The analysis typically infers the relevant arguments by itself, but in some cases an argument should be disregarded for the inference of pointer and size arguments.

 

ignore_calls_in_functions

ignore_calls_in_functions : set[bauhaus.analysis.config.QualifiedName] = set()

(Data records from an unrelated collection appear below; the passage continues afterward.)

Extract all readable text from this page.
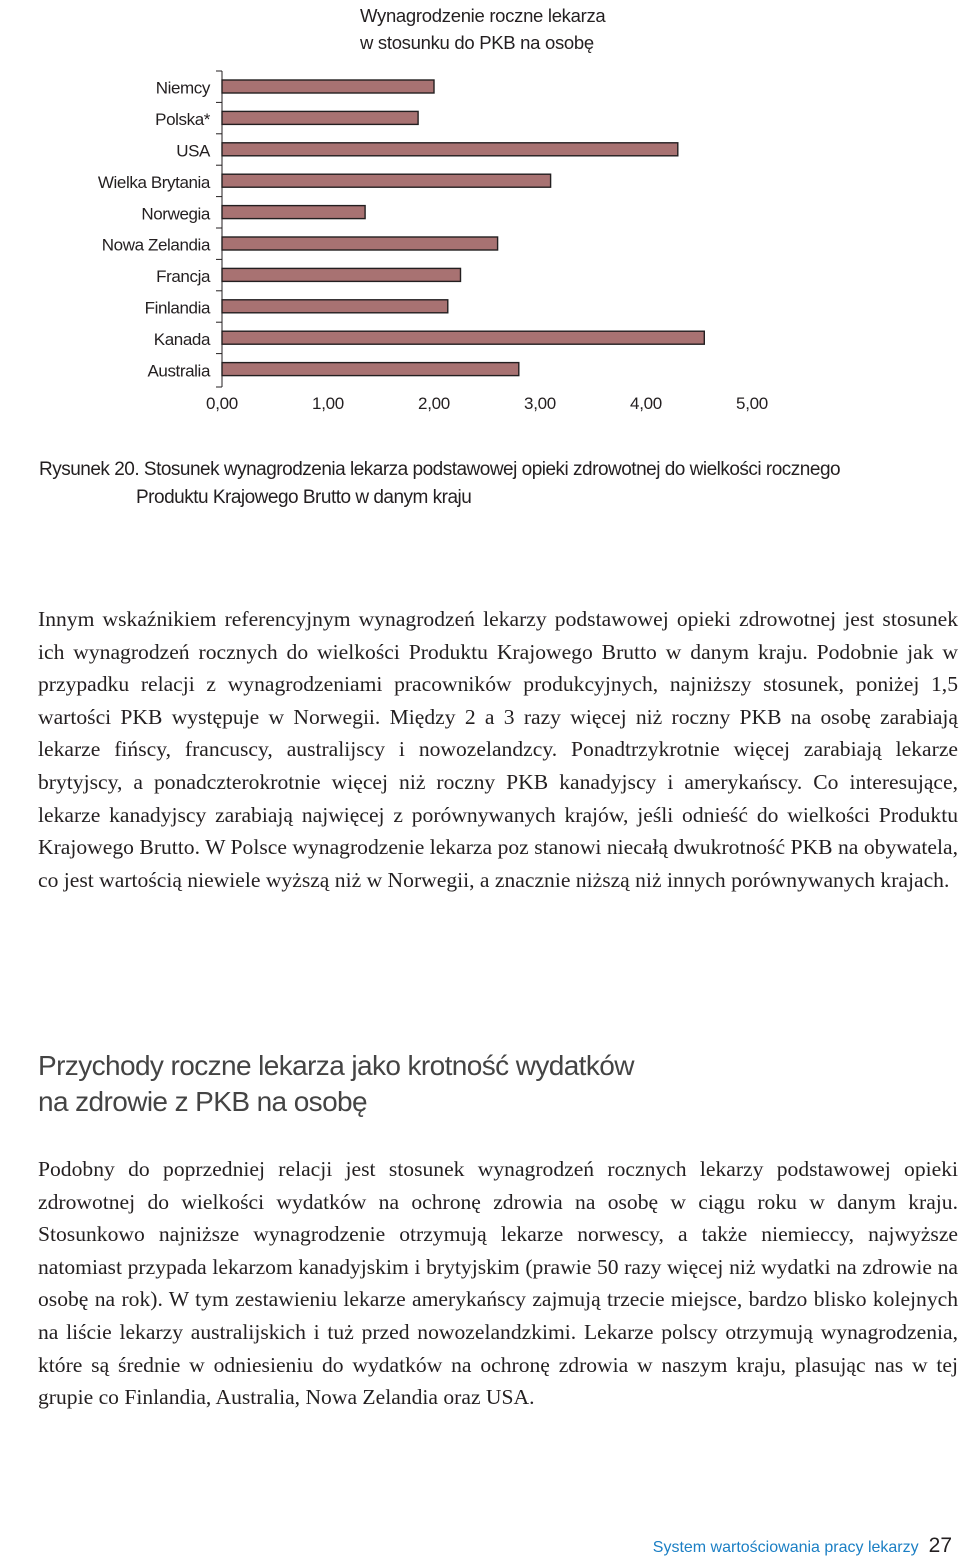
Wynagrodzenie roczne lekarza
w stosunku do PKB na osobę
Niemcy
Polska*
USA
Wielka Brytania
Norwegia
Nowa Zelandia
Francja
Finlandia
Kanada
Australia
0,00	1,00	2,00	3,00	4,00	5,00
Rysunek 20. Stosunek wynagrodzenia lekarza podstawowej opieki zdrowotnej do wielkości rocznego
Produktu Krajowego Brutto w danym kraju

Innym wskaźnikiem referencyjnym wynagrodzeń lekarzy podstawowej opieki zdrowotnej jest stosunek ich wynagrodzeń rocznych do wielkości Produktu Krajowego Brutto w danym kraju. Podobnie jak w przypadku relacji z wynagrodzeniami pracowników produkcyjnych, najniższy stosunek, poniżej 1,5 wartości PKB występuje w Norwegii. Między 2 a 3 razy więcej niż roczny PKB na osobę zarabiają lekarze fińscy, francuscy, australijscy i nowozelandzcy. Ponadtrzykrotnie więcej zarabiają lekarze brytyjscy, a ponadczterokrotnie więcej niż roczny PKB kanadyjscy i amerykańscy. Co interesujące, lekarze kanadyjscy zarabiają najwięcej z porównywanych krajów, jeśli odnieść do wielkości Produktu Krajowego Brutto. W Polsce wynagrodzenie lekarza poz stanowi niecałą dwukrotność PKB na obywatela, co jest wartością niewiele wyższą niż w Norwegii, a znacznie niższą niż innych porównywanych krajach.

Przychody roczne lekarza jako krotność wydatków
na zdrowie z PKB na osobę

Podobny do poprzedniej relacji jest stosunek wynagrodzeń rocznych lekarzy podstawowej opieki zdrowotnej do wielkości wydatków na ochronę zdrowia na osobę w ciągu roku w danym kraju. Stosunkowo najniższe wynagrodzenie otrzymują lekarze norwescy, a także niemieccy, najwyższe natomiast przypada lekarzom kanadyjskim i brytyjskim (prawie 50 razy więcej niż wydatki na zdrowie na osobę na rok). W tym zestawieniu lekarze amerykańscy zajmują trzecie miejsce, bardzo blisko kolejnych na liście lekarzy australijskich i tuż przed nowozelandzkimi. Lekarze polscy otrzymują wynagrodzenia, które są średnie w odniesieniu do wydatków na ochronę zdrowia w naszym kraju, plasując nas w tej grupie co Finlandia, Australia, Nowa Zelandia oraz USA.

System wartościowania pracy lekarzy 27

Qualified names of function definitions in which calls to relevant functions are ignored for this check.

 

length_names

length_names : set[bauhaus.analysis.config.QualifiedName] = {'strlen', 'strnlen', 'wcslen', 'wcsnlen'}

Names of length functions. Pointer arguments that are also the first argument of a length function as a size argument are syntactically not checked further.

 

pointer_argument

pointer_argument

Type: dict[bauhaus.analysis.config.QualifiedName, int]

Default:

{
   'mbsrtowcs': 0,
   'strxfrm': 0,
   'wcsrtombs': 0,
   'wcsrtombs_s': 1,
   'wcsxfrm': 0
}

The analysis typically infers the relevant arguments by itself, but in some cases (e.g. functions having more than one pointer parameter) it may be necessary to provide the index of the single pointer argument (starting with index 0).

 

second_size_argument

second_size_argument

Type: dict[bauhaus.analysis.config.QualifiedName, int]

Default:

{
   'mbsrtowcs_s': 4,
   'mbstowcs_s': 4,
   'memcpy_s': 3,
   'memmove_s': 3,
   'memset_s': 3,
   'strncat_s': 3,
   'strncpy_s': 3,
   'wcsncat_s': 3,
   'wcsncpy_s': 3,
   'wcsrtombs_s': 4,
   'wcstombs_s': 4,
   'wmemcpy_s': 3,
   'wmemmove_s': 3
}

Names were a second size argument also applies to the first pointer.

 

size_argument

size_argument

Type: dict[bauhaus.analysis.config.QualifiedName, int]

Default:

{
   'memchr': 2,
   'memset': 2,
   'setvbuf': 3,
   'wcrtomb_s': 2,
   'wmemchr': 2,
   'wmemset': 2
}

The analysis typically infers the relevant arguments by itself, but in some cases (e.g. functions having more than one integer parameter) it may be necessary to provide the index of the single size argument (starting with index 0).

 

use_type_based_maximum

use_type_based_maximum : bool = True

If true, assume a maximal value if only the type of a size value is known. This will result in a size_too_large violation, if the analysis does not know better and the code is reachable according to the buffer analysis.

 

use_type_based_minimum

use_type_based_minimum : bool = False

If true, assume zero if only the type of a size value is known.